Democrats, Trump fail to agree on gun control Bill
Chief executives of some of the nation's best-known companies last week urged the Senate to act on gun violence.
By : migrator
Update: 2019-09-16 06:51 GMT
Washington
Top Democratic leaders and US President Donald Trump have failed to agree over a gun control legislation following a phone conversation.
In a joint statement, House Speaker Nancy Pelosi and Senate Democratic Leader Chuck Schumer urged Trump on Sunday to endorse a Bill that the lower chamber passed 200 days ago, which expands background checks to include guns sold at gun shows, online and through person-to-person sales, Xinhua news agency reported.
"We made it clear to the president that any proposal he endorses that does not include the House-passed universal background checks legislation will not get the job done," they said. "The Senate must pass this Bill and the President must sign it."

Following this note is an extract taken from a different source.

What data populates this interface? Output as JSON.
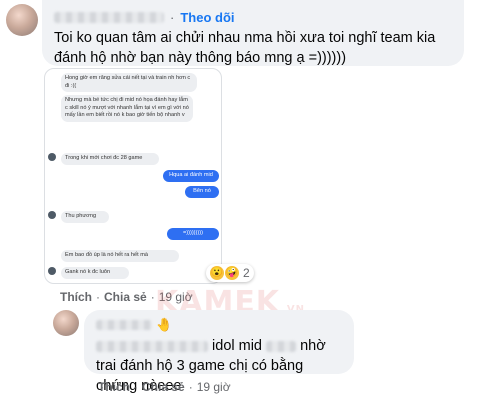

Although it called the conversation "cordial", the White House said that Trump "made no commitments" on the Bill but instead "indicated his interest in working to find a bipartisan legislative solution on appropriate responses to the issue of mass gun violence".
The conversation came several weeks after two mass shootings, which occurred hours apart in El Paso, Texas, and Dayton, Ohio, claimed 31 lives in August, and have rekindled a national debate on gun control.

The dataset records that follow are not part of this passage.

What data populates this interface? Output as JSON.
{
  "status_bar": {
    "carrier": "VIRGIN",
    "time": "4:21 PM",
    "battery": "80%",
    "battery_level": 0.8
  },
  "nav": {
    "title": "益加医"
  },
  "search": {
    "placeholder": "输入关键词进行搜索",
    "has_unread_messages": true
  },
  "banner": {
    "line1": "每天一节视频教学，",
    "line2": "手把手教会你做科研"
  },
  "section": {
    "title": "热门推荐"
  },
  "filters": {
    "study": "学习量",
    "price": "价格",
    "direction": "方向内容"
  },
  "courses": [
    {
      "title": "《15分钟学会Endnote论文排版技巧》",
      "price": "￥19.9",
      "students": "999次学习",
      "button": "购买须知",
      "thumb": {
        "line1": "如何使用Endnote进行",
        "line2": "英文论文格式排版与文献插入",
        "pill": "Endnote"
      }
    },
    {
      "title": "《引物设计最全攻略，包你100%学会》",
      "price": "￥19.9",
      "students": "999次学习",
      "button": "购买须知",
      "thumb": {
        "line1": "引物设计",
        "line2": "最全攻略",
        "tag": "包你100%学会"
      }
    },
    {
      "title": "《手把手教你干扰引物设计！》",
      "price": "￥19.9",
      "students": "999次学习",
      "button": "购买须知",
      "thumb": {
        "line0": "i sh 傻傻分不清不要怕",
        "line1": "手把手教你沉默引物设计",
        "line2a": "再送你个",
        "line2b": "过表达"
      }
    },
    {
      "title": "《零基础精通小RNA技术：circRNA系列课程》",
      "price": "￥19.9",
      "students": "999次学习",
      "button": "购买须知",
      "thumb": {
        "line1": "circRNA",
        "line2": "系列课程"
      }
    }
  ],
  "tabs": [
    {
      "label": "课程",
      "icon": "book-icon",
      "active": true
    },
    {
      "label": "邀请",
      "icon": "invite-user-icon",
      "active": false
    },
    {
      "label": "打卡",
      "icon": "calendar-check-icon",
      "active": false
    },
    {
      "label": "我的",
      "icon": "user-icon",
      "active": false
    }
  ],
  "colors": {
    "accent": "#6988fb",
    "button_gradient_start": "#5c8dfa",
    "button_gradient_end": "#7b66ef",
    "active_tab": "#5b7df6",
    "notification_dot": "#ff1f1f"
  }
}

The Senate, controlled by the Republicans, hasn't taken up the House Bill.
Majority Leader Mitch McConnell said last week that the chamber is waiting for indications of what Trump is willing to sign.
Chief executives of some of the nation's best-known companies last week urged the Senate to act on gun violence.
"Doing nothing about America's gun violence crisis is simply unacceptable and it is time to stand with the American public on gun safety," read a letter signed by the heads of 145 US companies, including Airbnb, Twitter and Uber.
As of Sunday, there have been 39,896 gun violence-related incidents in the US this year, killing 10,555 people, according to Gun Violence Archive, a non-profit research group.
The number of mass shootings has already reached 300.